İzin meselesine gelince… Bu eylemin arkasında ne bir izin başvurusu vardır, ne de izin belgesi veren bir merci. Ortada yalnızca saldırı emri verip alınan karşılıktan sonra, yaratılan fiili durum nedeniyle kameraların önünde izin veriyormuş görüntüsüne yatan bir polis şefi vardır. Direniş, polis şefine veya burjuva basına itibar edecekse bizim de diyecek lafımız yok. Küçük bir hatırlatma daha: Direniş sendikalar tarafından başvurusu yapılan, devlet tarafından resmi izin verilmiş bir mitinge katılmıştır. Ardından gerçekleşen devlet provokasyonunu ve yaşanan katliamı hep birlikte biliyoruz. Türkiye’de burjuva legalitesinin izin müessesesi son derece keyfidir ve güç dengelerine bağlıdır. Direniş; yoğun bir emek, devrimci bir öz, sarsılmaz bir disiplin anlayışıyla gerçekleştirilen bir eyleme kara çalarken daha dikkatli olmalıdır.

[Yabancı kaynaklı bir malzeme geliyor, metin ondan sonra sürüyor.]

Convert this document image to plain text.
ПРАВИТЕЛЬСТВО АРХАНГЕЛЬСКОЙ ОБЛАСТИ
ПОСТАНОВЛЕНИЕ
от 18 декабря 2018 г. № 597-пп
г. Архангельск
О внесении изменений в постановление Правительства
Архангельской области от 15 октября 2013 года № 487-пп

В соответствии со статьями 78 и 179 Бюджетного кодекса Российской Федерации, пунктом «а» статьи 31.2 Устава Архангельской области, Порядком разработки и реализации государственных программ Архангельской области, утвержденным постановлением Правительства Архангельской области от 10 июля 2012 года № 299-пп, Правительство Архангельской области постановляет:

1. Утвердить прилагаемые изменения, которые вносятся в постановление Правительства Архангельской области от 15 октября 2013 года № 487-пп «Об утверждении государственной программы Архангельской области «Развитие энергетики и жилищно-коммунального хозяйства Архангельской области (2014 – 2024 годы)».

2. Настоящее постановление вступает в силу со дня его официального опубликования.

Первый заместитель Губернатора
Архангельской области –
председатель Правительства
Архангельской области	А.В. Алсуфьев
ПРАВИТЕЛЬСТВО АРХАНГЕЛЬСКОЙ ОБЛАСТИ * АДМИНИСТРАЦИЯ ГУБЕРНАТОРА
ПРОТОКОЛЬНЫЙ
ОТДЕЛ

Dördüncü olarak; Direniş, iç kanama adını verdiği sorunlarına dış kaynak aramaktan vazgeçmelidir. Devrimci siyasetler arasında futbolcu transfer eder gibi kadro transfer edilmez. Yazarken benim de yadırgadığım bu benzetmeye Direniş’in aşağıdaki tuhaf ifadesi neden olmuştur: “Varoluşunu düzene karşı değil de devrimci hareketteki kadroların SİP’e kotarılma zeminine oturtan bu parti…” (Direniş sayı 36, s.15).
Direniş çizmeyi gerçekten aşmıştır.
Yukarıdaki alıntıdan Direniş’in iki olgudan muzdarip olduğu anlaşılmaktadır: Birincisi; “iç kanama” adı verilen bir kadro kaybı yaşanmaktadır. İkincisi; hareketten ayrılan kadrolarının bir kısmı örgütlü siyasi mücadeleyi SİP saflarında sürdürmektedir.

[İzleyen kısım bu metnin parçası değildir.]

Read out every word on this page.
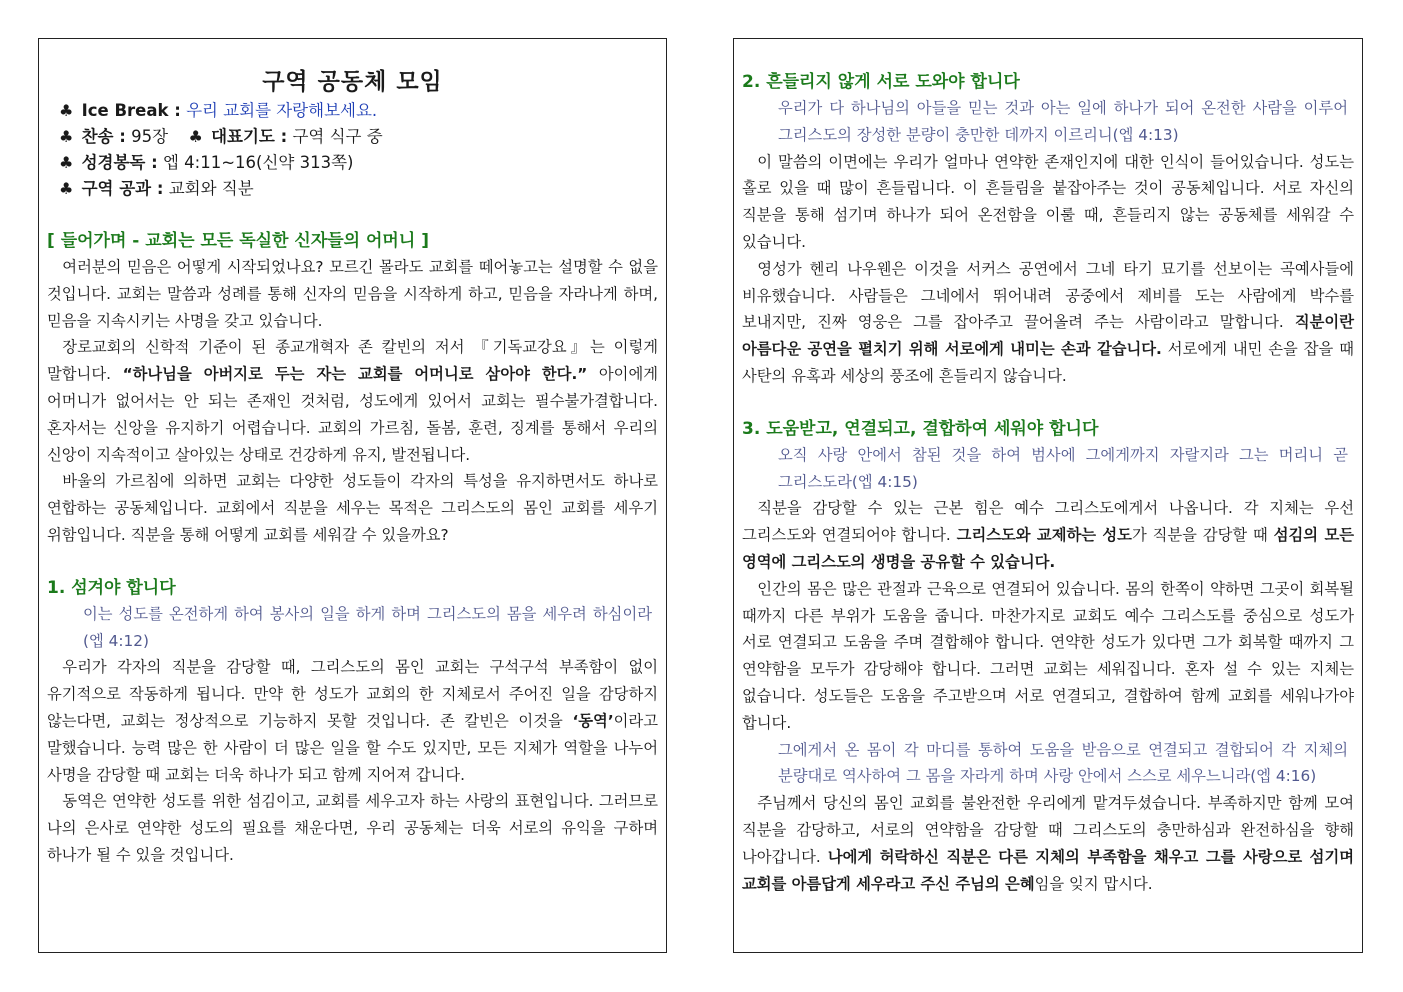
구역 공동체 모임
♣ Ice Break : 우리 교회를 자랑해보세요.
♣ 찬송 : 95장 ♣ 대표기도 : 구역 식구 중
♣ 성경봉독 : 엡 4:11~16(신약 313쪽)
♣ 구역 공과 : 교회와 직분

[ 들어가며 - 교회는 모든 독실한 신자들의 어머니 ]

여러분의 믿음은 어떻게 시작되었나요? 모르긴 몰라도 교회를 떼어놓고는 설명할 수 없을 것입니다. 교회는 말씀과 성례를 통해 신자의 믿음을 시작하게 하고, 믿음을 자라나게 하며, 믿음을 지속시키는 사명을 갖고 있습니다.

장로교회의 신학적 기준이 된 종교개혁자 존 칼빈의 저서 『기독교강요』는 이렇게 말합니다. “하나님을 아버지로 두는 자는 교회를 어머니로 삼아야 한다.” 아이에게 어머니가 없어서는 안 되는 존재인 것처럼, 성도에게 있어서 교회는 필수불가결합니다. 혼자서는 신앙을 유지하기 어렵습니다. 교회의 가르침, 돌봄, 훈련, 징계를 통해서 우리의 신앙이 지속적이고 살아있는 상태로 건강하게 유지, 발전됩니다.

바울의 가르침에 의하면 교회는 다양한 성도들이 각자의 특성을 유지하면서도 하나로 연합하는 공동체입니다. 교회에서 직분을 세우는 목적은 그리스도의 몸인 교회를 세우기 위함입니다. 직분을 통해 어떻게 교회를 세워갈 수 있을까요?

1. 섬겨야 합니다

이는 성도를 온전하게 하여 봉사의 일을 하게 하며 그리스도의 몸을 세우려 하심이라(엡 4:12)

우리가 각자의 직분을 감당할 때, 그리스도의 몸인 교회는 구석구석 부족함이 없이 유기적으로 작동하게 됩니다. 만약 한 성도가 교회의 한 지체로서 주어진 일을 감당하지 않는다면, 교회는 정상적으로 기능하지 못할 것입니다. 존 칼빈은 이것을 ‘동역’이라고 말했습니다. 능력 많은 한 사람이 더 많은 일을 할 수도 있지만, 모든 지체가 역할을 나누어 사명을 감당할 때 교회는 더욱 하나가 되고 함께 지어져 갑니다.

동역은 연약한 성도를 위한 섬김이고, 교회를 세우고자 하는 사랑의 표현입니다. 그러므로 나의 은사로 연약한 성도의 필요를 채운다면, 우리 공동체는 더욱 서로의 유익을 구하며 하나가 될 수 있을 것입니다.

2. 흔들리지 않게 서로 도와야 합니다

우리가 다 하나님의 아들을 믿는 것과 아는 일에 하나가 되어 온전한 사람을 이루어 그리스도의 장성한 분량이 충만한 데까지 이르리니(엡 4:13)

이 말씀의 이면에는 우리가 얼마나 연약한 존재인지에 대한 인식이 들어있습니다. 성도는 홀로 있을 때 많이 흔들립니다. 이 흔들림을 붙잡아주는 것이 공동체입니다. 서로 자신의 직분을 통해 섬기며 하나가 되어 온전함을 이룰 때, 흔들리지 않는 공동체를 세워갈 수 있습니다.

영성가 헨리 나우웬은 이것을 서커스 공연에서 그네 타기 묘기를 선보이는 곡예사들에 비유했습니다. 사람들은 그네에서 뛰어내려 공중에서 제비를 도는 사람에게 박수를 보내지만, 진짜 영웅은 그를 잡아주고 끌어올려 주는 사람이라고 말합니다. 직분이란 아름다운 공연을 펼치기 위해 서로에게 내미는 손과 같습니다. 서로에게 내민 손을 잡을 때 사탄의 유혹과 세상의 풍조에 흔들리지 않습니다.

3. 도움받고, 연결되고, 결합하여 세워야 합니다

오직 사랑 안에서 참된 것을 하여 범사에 그에게까지 자랄지라 그는 머리니 곧 그리스도라(엡 4:15)

직분을 감당할 수 있는 근본 힘은 예수 그리스도에게서 나옵니다. 각 지체는 우선 그리스도와 연결되어야 합니다. 그리스도와 교제하는 성도가 직분을 감당할 때 섬김의 모든 영역에 그리스도의 생명을 공유할 수 있습니다.

인간의 몸은 많은 관절과 근육으로 연결되어 있습니다. 몸의 한쪽이 약하면 그곳이 회복될 때까지 다른 부위가 도움을 줍니다. 마찬가지로 교회도 예수 그리스도를 중심으로 성도가 서로 연결되고 도움을 주며 결합해야 합니다. 연약한 성도가 있다면 그가 회복할 때까지 그 연약함을 모두가 감당해야 합니다. 그러면 교회는 세워집니다. 혼자 설 수 있는 지체는 없습니다. 성도들은 도움을 주고받으며 서로 연결되고, 결합하여 함께 교회를 세워나가야 합니다.

그에게서 온 몸이 각 마디를 통하여 도움을 받음으로 연결되고 결합되어 각 지체의 분량대로 역사하여 그 몸을 자라게 하며 사랑 안에서 스스로 세우느니라(엡 4:16)

주님께서 당신의 몸인 교회를 불완전한 우리에게 맡겨두셨습니다. 부족하지만 함께 모여 직분을 감당하고, 서로의 연약함을 감당할 때 그리스도의 충만하심과 완전하심을 향해 나아갑니다. 나에게 허락하신 직분은 다른 지체의 부족함을 채우고 그를 사랑으로 섬기며 교회를 아름답게 세우라고 주신 주님의 은혜임을 잊지 맙시다.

Direniş’in geçirmiş olduğu “iç kanama”nın kaynağı, politik açılım kanalları yaratamamak olarak özetlenebilir. Siyasi tıkanma hareketin içe kapanmasına ve peşisıra kadro kaybına neden olmuştur. Direniş’in oldukça uzun bir süre içinden çıkamadığı bu girdabın ne SİP’le ne de bir başka devrimci yapıyla ilgisi yoktur.

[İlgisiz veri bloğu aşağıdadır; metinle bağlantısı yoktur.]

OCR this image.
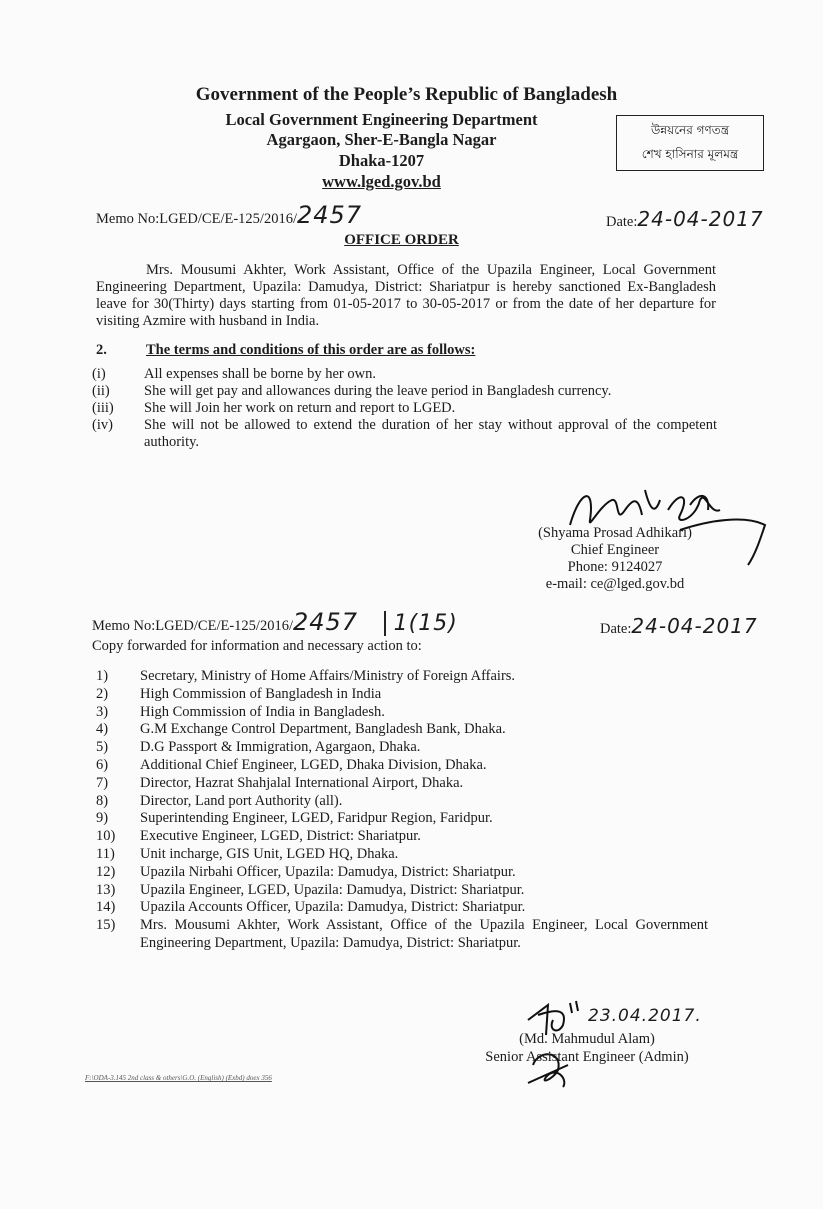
Government of the People’s Republic of Bangladesh
Local Government Engineering Department
Agargaon, Sher-E-Bangla Nagar
Dhaka-1207
www.lged.gov.bd
উন্নয়নের গণতন্ত্র
শেখ হাসিনার মূলমন্ত্র
Memo No:LGED/CE/E-125/2016/2457	Date:24-04-2017
OFFICE ORDER
Mrs. Mousumi Akhter, Work Assistant, Office of the Upazila Engineer, Local Government Engineering Department, Upazila: Damudya, District: Shariatpur is hereby sanctioned Ex-Bangladesh leave for 30(Thirty) days starting from 01-05-2017 to 30-05-2017 or from the date of her departure for visiting Azmire with husband in India.
2.	The terms and conditions of this order are as follows:
(i)	All expenses shall be borne by her own.
(ii) She will get pay and allowances during the leave period in Bangladesh currency.
(iii) She will Join her work on return and report to LGED.
(iv) She will not be allowed to extend the duration of her stay without approval of the competent authority.
(Shyama Prosad Adhikari)
Chief Engineer
Phone: 9124027
e-mail: ce@lged.gov.bd
Memo No:LGED/CE/E-125/2016/2457 1(15)	Date:24-04-2017
Copy forwarded for information and necessary action to:
1) Secretary, Ministry of Home Affairs/Ministry of Foreign Affairs.
2) High Commission of Bangladesh in India
3) High Commission of India in Bangladesh.
4) G.M Exchange Control Department, Bangladesh Bank, Dhaka.
5) D.G Passport & Immigration, Agargaon, Dhaka.
6) Additional Chief Engineer, LGED, Dhaka Division, Dhaka.
7) Director, Hazrat Shahjalal International Airport, Dhaka.
8) Director, Land port Authority (all).
9) Superintending Engineer, LGED, Faridpur Region, Faridpur.
10) Executive Engineer, LGED, District: Shariatpur.
11) Unit incharge, GIS Unit, LGED HQ, Dhaka.
12) Upazila Nirbahi Officer, Upazila: Damudya, District: Shariatpur.
13) Upazila Engineer, LGED, Upazila: Damudya, District: Shariatpur.
14) Upazila Accounts Officer, Upazila: Damudya, District: Shariatpur.
15) Mrs. Mousumi Akhter, Work Assistant, Office of the Upazila Engineer, Local Government Engineering Department, Upazila: Damudya, District: Shariatpur.
23.04.2017.
(Md. Mahmudul Alam)
Senior Assistant Engineer (Admin)
F:\ODA-3.145 2nd class & others\G.O. (English) (Exbd) doex 356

Direniş’den ayrılanların bir kısmının örgütlü siyasi mücadelelerini SİP’in saflarında sürdürmesi ise başka bir şeydir ve birincisi ile hiçbir ilgisi yoktur. Direniş’in “kadro kotarılması” yakıştırması eksikli bir kavrayıştır ve mahkûm edilmelidir. SİP’in; ne Direniş’in ne başka bir yapının kadrolarını örgütlemek gibi bir amacı hiç olmamıştır. Ancak daha önce içinde yer aldığı yapıdan kopmuş bir komünistin, yeniden mücadeleye kazanılması ve kapsanması devrimci bir görevdir. SİP’in yaptığı budur ve bu türden bir kadro kazanımı özel manevra ve taktiklerle değil, siyasi mücadelede kazanılan mevzilerin bir çekim merkezi oluşturması sayesinde olmaktadır. Eğer Direniş, kendinden ayrılanların akibeti ile bu kadar yakından ilgileniyorsa en azından SİP’e gelenler için üzülmek yerine sevinmelidir.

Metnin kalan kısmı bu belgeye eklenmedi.